Ann Marie (Unverified)
People are real idiots and should have to suffer just like those poor animals were made to suffer. I hate people who abuse innocent, helpless creatures of all kinds that only want to have us love and care for them. We as superior beings know the difference between right and wrong but yet people act brain dead all of the time. Sometimes i am ashamed to call people "human beings" because they act worse than animals.
MLL522 (Unverified)
I am aghast & practically speechless after reading this story! How could anyone be so heartless & at the same time, be a founder of a rescue operation,is beyond my understanding. I hope this woman & her co-worker receive the maximum penalty allowed & somehow are forbidden to take on any position that would allow either one of them to be caregivers for any type of animal.
Anonymous (Unverified)

It's true. Those pets would have already been put down. She rescued them and probably had to pay money to adopt them out of the shelters.

People die all the time smuggling themselves over the border for a better life.

One dead dog out of 128 rescued isn't so terrible vs. all 129 dead.

Who's to say the dog didn't die from stress or a heart condition or just old age.

Most of the rescued animals are old muts nobody wants. Think of the costs to maintain a no-kill shelter and all that dog food, etc.

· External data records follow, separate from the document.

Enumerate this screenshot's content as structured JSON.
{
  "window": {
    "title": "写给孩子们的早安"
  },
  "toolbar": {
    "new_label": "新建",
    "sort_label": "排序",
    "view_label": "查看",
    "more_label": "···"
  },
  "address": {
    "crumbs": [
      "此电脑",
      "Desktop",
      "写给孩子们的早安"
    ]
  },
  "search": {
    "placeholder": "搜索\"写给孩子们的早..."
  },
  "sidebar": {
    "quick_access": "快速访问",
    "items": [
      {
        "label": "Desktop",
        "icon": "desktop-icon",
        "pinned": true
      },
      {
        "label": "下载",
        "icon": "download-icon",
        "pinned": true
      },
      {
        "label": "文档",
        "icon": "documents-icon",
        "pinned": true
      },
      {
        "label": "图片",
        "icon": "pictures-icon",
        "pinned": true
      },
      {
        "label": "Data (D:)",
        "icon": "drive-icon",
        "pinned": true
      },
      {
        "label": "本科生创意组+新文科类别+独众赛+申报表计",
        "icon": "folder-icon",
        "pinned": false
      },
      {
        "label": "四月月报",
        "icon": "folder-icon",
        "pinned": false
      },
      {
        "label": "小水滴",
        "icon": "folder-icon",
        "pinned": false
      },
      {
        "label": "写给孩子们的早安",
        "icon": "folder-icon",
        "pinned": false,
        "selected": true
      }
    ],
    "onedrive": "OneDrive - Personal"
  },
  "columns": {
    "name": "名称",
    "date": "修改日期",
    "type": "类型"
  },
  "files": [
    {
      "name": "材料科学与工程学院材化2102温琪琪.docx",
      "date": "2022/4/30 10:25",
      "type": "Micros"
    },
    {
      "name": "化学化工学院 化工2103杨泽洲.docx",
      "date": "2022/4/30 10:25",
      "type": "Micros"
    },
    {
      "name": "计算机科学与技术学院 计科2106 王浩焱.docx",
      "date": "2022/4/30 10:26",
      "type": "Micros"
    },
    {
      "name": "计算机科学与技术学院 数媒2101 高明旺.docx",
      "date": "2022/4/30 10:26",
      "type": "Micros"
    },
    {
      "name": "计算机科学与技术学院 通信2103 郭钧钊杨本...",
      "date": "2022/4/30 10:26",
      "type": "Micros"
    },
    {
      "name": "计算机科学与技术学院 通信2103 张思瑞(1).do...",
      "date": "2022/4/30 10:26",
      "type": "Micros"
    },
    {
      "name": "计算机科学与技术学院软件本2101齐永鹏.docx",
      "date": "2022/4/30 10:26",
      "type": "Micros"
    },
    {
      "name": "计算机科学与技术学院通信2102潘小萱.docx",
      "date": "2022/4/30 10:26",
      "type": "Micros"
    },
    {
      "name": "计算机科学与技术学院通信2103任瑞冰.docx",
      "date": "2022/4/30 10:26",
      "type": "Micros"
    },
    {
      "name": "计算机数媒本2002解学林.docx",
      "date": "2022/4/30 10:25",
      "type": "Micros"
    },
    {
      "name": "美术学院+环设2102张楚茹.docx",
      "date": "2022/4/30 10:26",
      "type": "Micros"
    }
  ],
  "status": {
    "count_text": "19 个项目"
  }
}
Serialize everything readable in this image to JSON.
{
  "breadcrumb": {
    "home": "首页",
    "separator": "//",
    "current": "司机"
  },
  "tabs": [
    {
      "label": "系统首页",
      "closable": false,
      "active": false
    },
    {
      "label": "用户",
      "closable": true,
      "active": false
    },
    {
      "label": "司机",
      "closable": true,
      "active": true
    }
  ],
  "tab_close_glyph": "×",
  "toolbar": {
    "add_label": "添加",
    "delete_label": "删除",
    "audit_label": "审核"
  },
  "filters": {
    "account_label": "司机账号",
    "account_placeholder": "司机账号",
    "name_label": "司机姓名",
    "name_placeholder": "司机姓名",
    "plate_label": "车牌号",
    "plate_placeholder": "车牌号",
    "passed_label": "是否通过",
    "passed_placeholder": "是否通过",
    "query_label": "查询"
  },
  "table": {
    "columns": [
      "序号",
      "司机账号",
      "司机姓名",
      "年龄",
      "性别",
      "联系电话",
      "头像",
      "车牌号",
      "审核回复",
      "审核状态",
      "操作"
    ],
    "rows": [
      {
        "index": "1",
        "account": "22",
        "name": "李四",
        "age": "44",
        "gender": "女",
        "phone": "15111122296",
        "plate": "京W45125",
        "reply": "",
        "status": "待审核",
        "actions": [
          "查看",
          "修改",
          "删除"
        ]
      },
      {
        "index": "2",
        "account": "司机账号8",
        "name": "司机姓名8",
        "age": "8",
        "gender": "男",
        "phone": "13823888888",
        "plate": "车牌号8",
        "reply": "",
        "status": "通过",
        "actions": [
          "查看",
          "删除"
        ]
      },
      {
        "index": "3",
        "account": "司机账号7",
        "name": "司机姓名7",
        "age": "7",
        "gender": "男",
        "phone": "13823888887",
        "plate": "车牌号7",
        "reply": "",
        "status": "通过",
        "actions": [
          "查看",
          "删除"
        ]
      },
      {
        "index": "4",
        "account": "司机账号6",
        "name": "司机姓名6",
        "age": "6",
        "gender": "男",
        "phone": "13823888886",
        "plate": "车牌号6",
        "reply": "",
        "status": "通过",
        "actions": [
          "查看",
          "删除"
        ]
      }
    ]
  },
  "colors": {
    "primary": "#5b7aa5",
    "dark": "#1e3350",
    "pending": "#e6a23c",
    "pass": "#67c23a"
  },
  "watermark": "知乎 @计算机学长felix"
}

She did the best she could with the money she had to work with. What have you done?

By buying a puppy you contributed to this mess.

By rescuing only a certain breed you sentence others to death based on their bloodlines. You are doing little to nothing to help the real problem.

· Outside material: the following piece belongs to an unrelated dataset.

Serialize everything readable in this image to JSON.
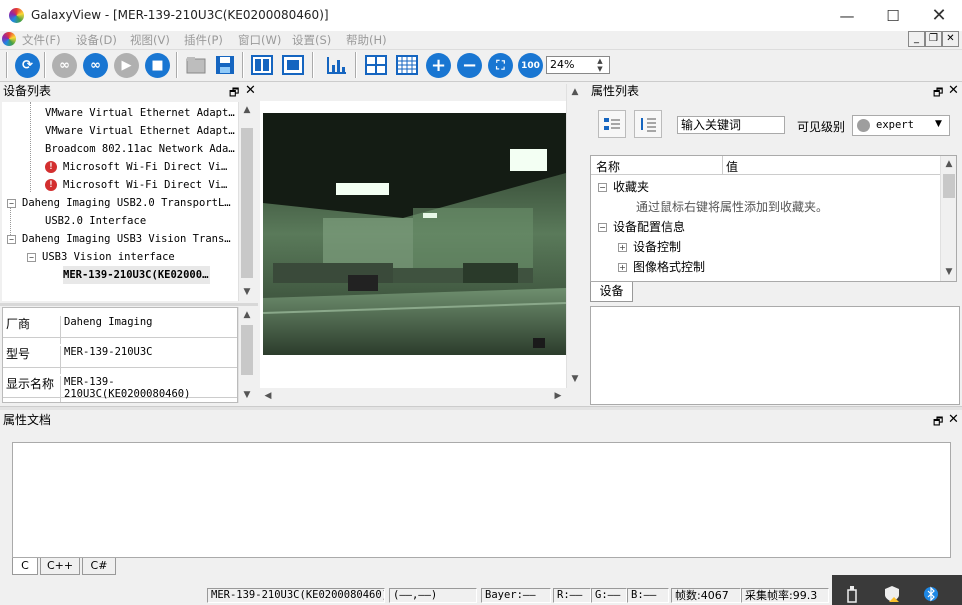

Agreed many people are mentally ill and hord animals and they are in just as bad of shape as their animals.

The animals are probably still better off than dead but we need to help the owners get counseling and medication and the dogs into no-kill shelters where the owners can visit them.

Just showing up with animal control and destroying all the animals does nothing.

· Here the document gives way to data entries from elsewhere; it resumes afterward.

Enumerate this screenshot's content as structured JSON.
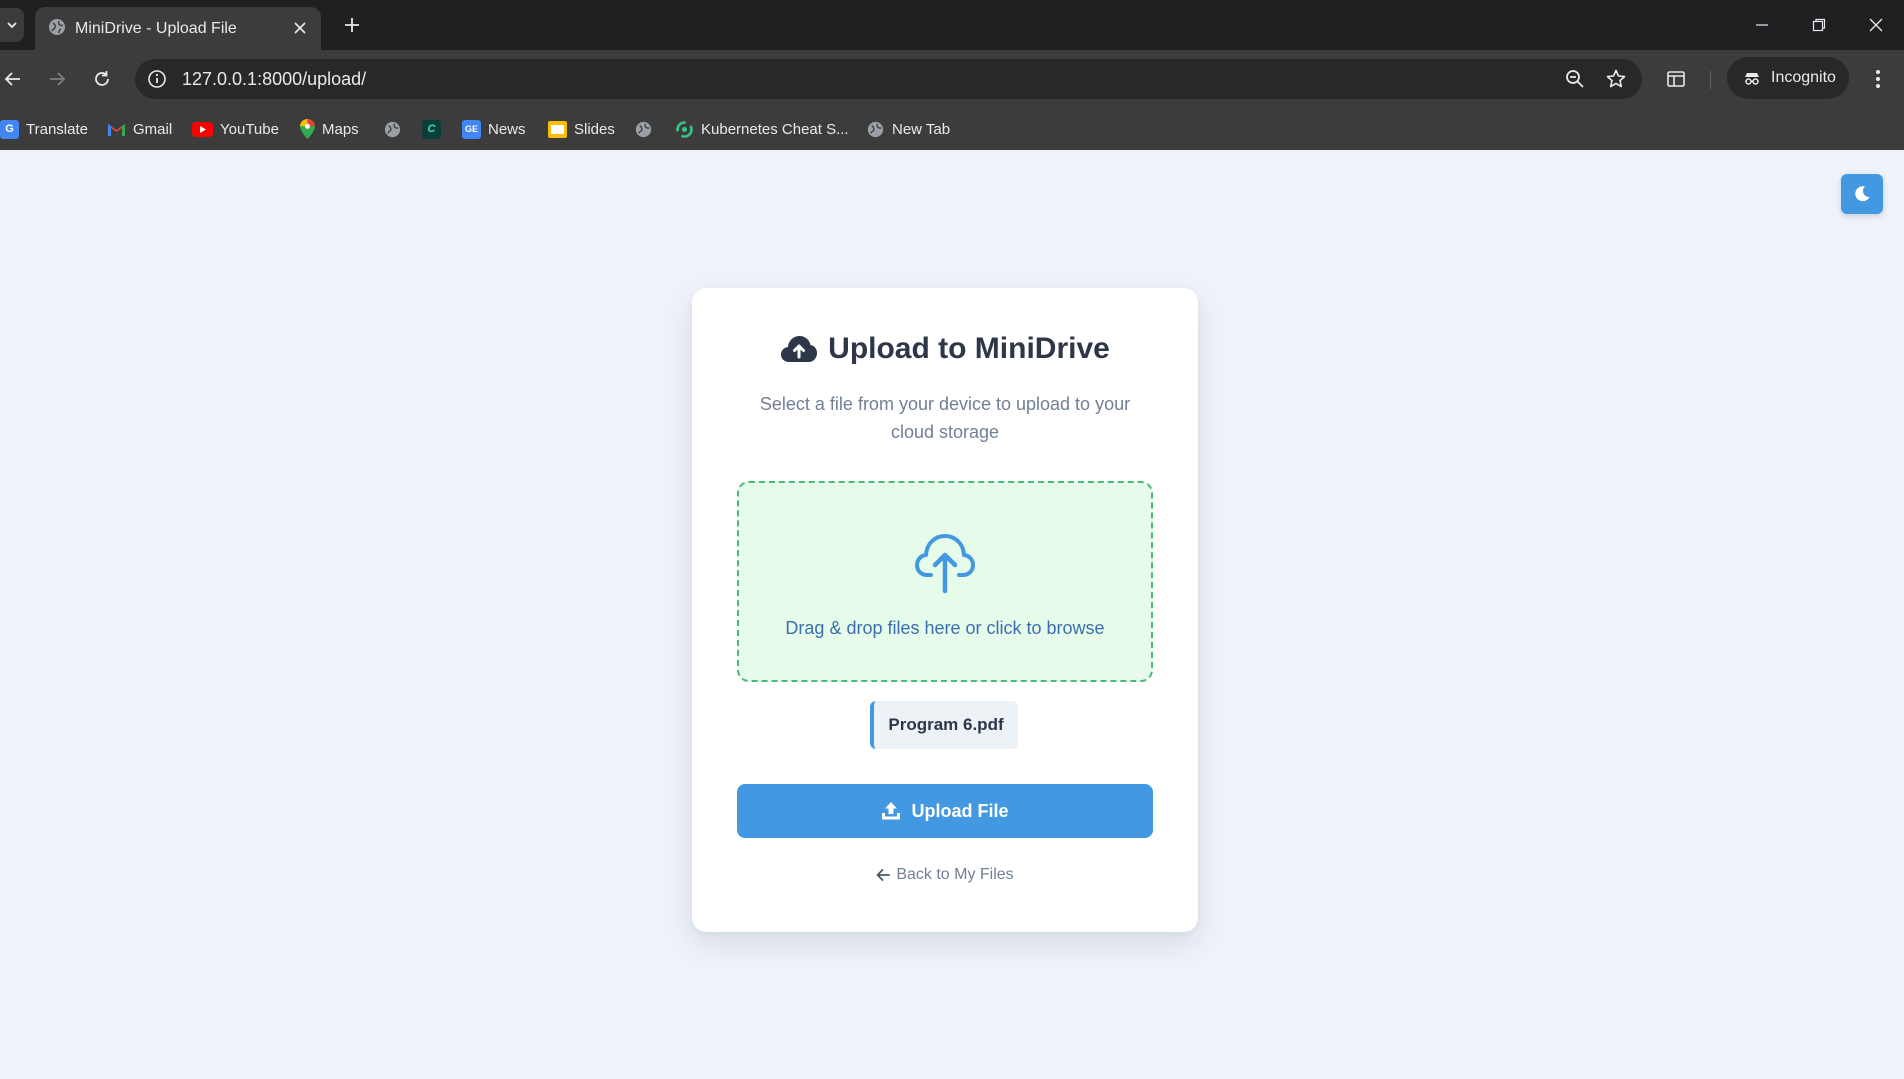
{
  "browser": {
    "tab_title": "MiniDrive - Upload File",
    "url": "127.0.0.1:8000/upload/",
    "incognito_label": "Incognito",
    "bookmarks": [
      {
        "label": "Translate",
        "icon": "google-translate-icon"
      },
      {
        "label": "Gmail",
        "icon": "gmail-icon"
      },
      {
        "label": "YouTube",
        "icon": "youtube-icon"
      },
      {
        "label": "Maps",
        "icon": "maps-icon"
      },
      {
        "label": "",
        "icon": "globe-icon"
      },
      {
        "label": "",
        "icon": "c-logo-icon"
      },
      {
        "label": "News",
        "icon": "google-news-icon"
      },
      {
        "label": "Slides",
        "icon": "slides-icon"
      },
      {
        "label": "",
        "icon": "globe-icon"
      },
      {
        "label": "Kubernetes Cheat S...",
        "icon": "kubernetes-icon"
      },
      {
        "label": "New Tab",
        "icon": "globe-icon"
      }
    ]
  },
  "page": {
    "title": "Upload to MiniDrive",
    "subtitle": "Select a file from your device to upload to your cloud storage",
    "dropzone_text": "Drag & drop files here or click to browse",
    "selected_file": "Program 6.pdf",
    "upload_button": "Upload File",
    "back_link": "Back to My Files",
    "theme_toggle_icon": "moon-icon"
  },
  "colors": {
    "accent": "#4299e1",
    "dropzone_bg": "#e6fbea",
    "dropzone_border": "#48bb78",
    "page_bg": "#eef2f9",
    "heading": "#2d3748"
  }
}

At least their intention was good.

I'd rather be a horder's dog than get lethal injection any day.

Why not volunteer to help these people clean up and get their act together instead of trying to persecute them.

It's too easy to be an armchair executioner these days. All you little dog fetish people with sweaters on your dogs need to WTFUp and pitch in or STFUp!

Dee (Unverified)
"She did the best she could with the money she had to work with?!" That's your justification? WRONG. She should have limited herself to what she COULD afford to do properly. Instead she became just another hoarder.
Anonymous (Unverified)
Forget to take your medicine today? I have two small dogs rescued from high kill shelters with special needs. They wear sweaters during the winter, and I'm pretty sure I've volunteered more hours and more manpower in the past 8 years than you have in your life.
Anonymous (Unverified)

way too many people believe that by saving large #'s of animals they show others what good people they are. they seem more interested in how other people see them then in the true welfare of these poor animals. any one who truly loves animals knows you can't save them all and you owe it to give the best life possible to what you can save. if you can only AFFORD to give one a good life that alone makes you a good person.